How Much Do We Throw Away?

Imagine carrying a trash bag around with you for a single day and collect everything you throw away.  The average people will throw away is a surprising 5lbs per person.  This includes paper, metal, plastic and other materials daily.  Over a lifetime a person will throw away approximately 50 tons! For the country as a whole, this amounts to about 1 billion pounds of solid waste every day.  What is the composition of a normal household’s trash you say?

  • 50% paper!  Time to recycle if your not!
  • 13% yard waste
  • 10% metal
  • 7% glass
  • 7% plastic
  • 3% food waste
  • 10% other

The United States is a disposable society and we consume more products than virtually any other nation.  Many of these products are throw away.  The most familiar case is fast food, swerved with cardboard, plastic, and Styrofoam containers that we discard within minutes.    Think about the way we package simple fishhook?  It is in an elaborate package and .what happens to that package when it is purchased?  Is the marketing of a simple fishook package worth it?

What about societies creation of items designed to be thrown away?  Think about disposable cameras, pens, razors, flashlights and even batteries.  Other products from light bulbs to automobiles are designed to have limited useful life and then become unwanted junk.

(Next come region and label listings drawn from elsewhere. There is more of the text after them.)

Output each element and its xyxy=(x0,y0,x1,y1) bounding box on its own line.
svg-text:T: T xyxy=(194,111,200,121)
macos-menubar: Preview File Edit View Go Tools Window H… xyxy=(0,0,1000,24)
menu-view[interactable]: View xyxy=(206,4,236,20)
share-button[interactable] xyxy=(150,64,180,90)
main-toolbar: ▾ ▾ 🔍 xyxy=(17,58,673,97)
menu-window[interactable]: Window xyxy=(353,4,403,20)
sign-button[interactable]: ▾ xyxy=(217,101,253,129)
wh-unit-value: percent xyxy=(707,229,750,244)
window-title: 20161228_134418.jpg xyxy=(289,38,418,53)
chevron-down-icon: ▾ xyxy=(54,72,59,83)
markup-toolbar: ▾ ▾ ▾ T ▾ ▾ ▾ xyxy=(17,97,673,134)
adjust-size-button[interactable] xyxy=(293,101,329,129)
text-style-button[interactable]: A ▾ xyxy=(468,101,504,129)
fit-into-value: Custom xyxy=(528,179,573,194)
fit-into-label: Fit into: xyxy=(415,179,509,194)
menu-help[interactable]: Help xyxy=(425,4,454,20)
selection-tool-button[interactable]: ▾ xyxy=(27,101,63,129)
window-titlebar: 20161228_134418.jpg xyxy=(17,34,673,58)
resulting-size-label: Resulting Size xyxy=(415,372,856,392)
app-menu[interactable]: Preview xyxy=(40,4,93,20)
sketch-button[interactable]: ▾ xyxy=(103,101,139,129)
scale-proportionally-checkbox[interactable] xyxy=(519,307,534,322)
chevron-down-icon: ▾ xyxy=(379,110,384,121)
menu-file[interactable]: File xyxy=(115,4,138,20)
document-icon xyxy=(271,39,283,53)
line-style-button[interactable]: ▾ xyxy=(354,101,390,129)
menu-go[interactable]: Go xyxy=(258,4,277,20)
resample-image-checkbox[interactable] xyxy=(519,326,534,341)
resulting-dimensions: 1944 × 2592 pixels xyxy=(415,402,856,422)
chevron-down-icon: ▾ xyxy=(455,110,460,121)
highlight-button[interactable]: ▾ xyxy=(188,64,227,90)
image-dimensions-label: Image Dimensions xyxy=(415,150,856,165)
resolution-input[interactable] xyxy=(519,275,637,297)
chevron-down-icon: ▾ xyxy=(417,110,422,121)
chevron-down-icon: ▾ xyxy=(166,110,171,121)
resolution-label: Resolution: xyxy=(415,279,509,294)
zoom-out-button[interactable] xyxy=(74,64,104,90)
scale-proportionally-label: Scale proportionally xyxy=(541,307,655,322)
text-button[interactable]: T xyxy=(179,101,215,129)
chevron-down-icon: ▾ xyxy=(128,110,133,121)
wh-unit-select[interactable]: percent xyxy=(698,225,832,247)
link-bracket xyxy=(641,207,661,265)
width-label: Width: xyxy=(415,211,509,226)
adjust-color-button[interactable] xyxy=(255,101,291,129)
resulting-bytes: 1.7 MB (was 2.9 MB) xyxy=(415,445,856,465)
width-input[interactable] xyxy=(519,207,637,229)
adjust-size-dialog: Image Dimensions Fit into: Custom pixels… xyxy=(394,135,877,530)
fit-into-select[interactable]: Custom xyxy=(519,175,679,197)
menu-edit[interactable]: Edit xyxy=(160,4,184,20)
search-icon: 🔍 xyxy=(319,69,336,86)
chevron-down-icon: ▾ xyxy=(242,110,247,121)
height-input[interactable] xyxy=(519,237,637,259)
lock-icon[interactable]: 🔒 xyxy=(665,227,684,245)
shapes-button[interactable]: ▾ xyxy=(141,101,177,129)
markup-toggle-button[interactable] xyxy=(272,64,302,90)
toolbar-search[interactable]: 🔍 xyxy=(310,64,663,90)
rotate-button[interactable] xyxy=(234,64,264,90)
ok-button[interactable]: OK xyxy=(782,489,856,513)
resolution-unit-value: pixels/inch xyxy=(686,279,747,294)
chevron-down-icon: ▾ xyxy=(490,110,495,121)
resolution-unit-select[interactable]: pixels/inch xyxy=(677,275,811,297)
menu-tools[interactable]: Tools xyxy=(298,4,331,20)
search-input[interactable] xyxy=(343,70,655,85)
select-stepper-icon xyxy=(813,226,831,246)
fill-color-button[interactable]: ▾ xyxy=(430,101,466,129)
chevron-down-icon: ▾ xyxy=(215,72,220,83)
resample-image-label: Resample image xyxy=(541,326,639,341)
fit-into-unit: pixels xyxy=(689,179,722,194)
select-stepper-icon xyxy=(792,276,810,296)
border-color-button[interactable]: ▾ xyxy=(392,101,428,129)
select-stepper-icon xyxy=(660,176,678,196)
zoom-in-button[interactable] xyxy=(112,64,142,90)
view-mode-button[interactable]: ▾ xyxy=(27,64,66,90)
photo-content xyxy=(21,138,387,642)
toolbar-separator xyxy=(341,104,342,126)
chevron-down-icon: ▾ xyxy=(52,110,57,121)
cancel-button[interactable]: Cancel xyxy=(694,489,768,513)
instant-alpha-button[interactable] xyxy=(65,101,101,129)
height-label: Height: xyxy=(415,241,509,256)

The average person in the United States consumes 50 times more steel, 170 times more newspaper, 250 times more gasoline, and 300 times more plastic each year than the typical person in India.  This high level of consumption means that we in the United States not only use a disproportionate share of the plant’s resources but also generate most of the world’s refuse.

We like to say that we “throw things away” but 80% of our solid waste is not burned or recycled and never “goes away”.  It ends up in landfills!  The EPA has identified 30,000 dump sites across the United States containing hazardous materials that are polluting water both above and below grounds.  Tens of millions of tires, diapers, and other items that we bury in landfills each year do not decompose and will be an unwelcome legacy for future generations.